Remix.run Logo
hobs 2 days ago

Cant you just request the ICANN’s zone files and have the canonical list of the day?

renegat0x0 2 days ago | parent | next [-]

Any link list, or domain list is not worth much without any rating, or meta. I lead a hobby project, and I am not expert, so I provide ratings based on what kind of data pages provide (title, social, description), and my own manual voting system. It is not ideal, but it is something. Also I provide tags, so it is easily known what the domain provides, or domains can be filtered by tags.

I know that you cannot count and visit every domain, so the list will never be finished, but I am happy with the results.

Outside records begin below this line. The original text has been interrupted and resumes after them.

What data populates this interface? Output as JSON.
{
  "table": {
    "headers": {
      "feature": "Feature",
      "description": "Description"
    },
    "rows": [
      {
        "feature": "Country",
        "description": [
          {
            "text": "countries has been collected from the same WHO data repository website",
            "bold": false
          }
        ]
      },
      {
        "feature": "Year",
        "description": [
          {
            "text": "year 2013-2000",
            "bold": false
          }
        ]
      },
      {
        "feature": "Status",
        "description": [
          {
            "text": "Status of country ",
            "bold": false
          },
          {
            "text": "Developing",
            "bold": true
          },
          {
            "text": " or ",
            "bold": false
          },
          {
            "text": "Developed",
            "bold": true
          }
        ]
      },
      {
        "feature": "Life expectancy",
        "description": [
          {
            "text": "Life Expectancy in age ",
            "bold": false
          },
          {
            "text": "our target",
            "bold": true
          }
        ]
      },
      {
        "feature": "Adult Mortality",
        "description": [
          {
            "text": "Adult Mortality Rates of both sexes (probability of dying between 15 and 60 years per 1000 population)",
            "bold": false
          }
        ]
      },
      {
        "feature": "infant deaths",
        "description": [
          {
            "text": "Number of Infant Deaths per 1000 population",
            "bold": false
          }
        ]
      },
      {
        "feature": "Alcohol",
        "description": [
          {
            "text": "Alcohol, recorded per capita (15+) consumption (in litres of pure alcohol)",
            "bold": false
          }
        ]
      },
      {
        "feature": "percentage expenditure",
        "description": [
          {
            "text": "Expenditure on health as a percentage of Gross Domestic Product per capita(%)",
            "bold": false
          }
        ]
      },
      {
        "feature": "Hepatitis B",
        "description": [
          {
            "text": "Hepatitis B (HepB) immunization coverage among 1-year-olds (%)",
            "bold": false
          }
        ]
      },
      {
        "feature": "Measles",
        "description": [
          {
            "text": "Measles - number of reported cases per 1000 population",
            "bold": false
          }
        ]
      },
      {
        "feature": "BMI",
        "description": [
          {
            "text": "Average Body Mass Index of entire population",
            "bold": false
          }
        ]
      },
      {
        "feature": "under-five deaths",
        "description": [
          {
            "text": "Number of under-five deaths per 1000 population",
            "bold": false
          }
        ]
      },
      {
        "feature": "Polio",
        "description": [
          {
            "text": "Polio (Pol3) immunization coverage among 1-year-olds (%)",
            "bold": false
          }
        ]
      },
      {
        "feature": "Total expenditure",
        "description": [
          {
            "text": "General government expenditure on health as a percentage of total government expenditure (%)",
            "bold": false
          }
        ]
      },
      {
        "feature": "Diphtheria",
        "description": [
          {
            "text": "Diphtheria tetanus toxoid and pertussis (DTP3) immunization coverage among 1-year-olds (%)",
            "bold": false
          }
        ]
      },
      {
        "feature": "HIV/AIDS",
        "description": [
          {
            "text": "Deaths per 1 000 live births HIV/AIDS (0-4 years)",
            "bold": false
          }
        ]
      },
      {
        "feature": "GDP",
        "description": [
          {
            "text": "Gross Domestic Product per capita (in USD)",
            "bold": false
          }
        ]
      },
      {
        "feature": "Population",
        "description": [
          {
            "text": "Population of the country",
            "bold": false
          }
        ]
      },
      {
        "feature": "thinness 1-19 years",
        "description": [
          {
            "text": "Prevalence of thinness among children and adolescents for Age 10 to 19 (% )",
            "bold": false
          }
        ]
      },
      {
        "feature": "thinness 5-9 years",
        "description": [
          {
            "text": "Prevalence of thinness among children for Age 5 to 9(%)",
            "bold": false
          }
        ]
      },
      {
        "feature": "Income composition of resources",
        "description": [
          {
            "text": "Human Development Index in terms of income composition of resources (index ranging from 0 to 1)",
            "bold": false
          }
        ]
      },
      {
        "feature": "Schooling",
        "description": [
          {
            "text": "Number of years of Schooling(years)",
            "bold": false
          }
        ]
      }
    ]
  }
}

hobs 2 days ago | parent [-]

Well, if you are curating every link them its a different story, and looks like a more classic webring - I missed that part of the work - I thought it looked like a big set of crawler data that wasn't as manually curated.

egberts1 2 days ago | parent | prev [-]

Avoiding GIGO (Garbage In, Garbage Out).

This is why we have computer-variants of Library Science and Archeology, Forensic Science and a bunch of other advanced knowledge (not AI, mind you).

hobs 2 days ago | parent [-]

I don't see how this applies as its aggregating a bunch of stuff from random crawlers - if you want to crawl a list of actual domains that's generally considered the list of things that could resolve, so seems like a good starting place.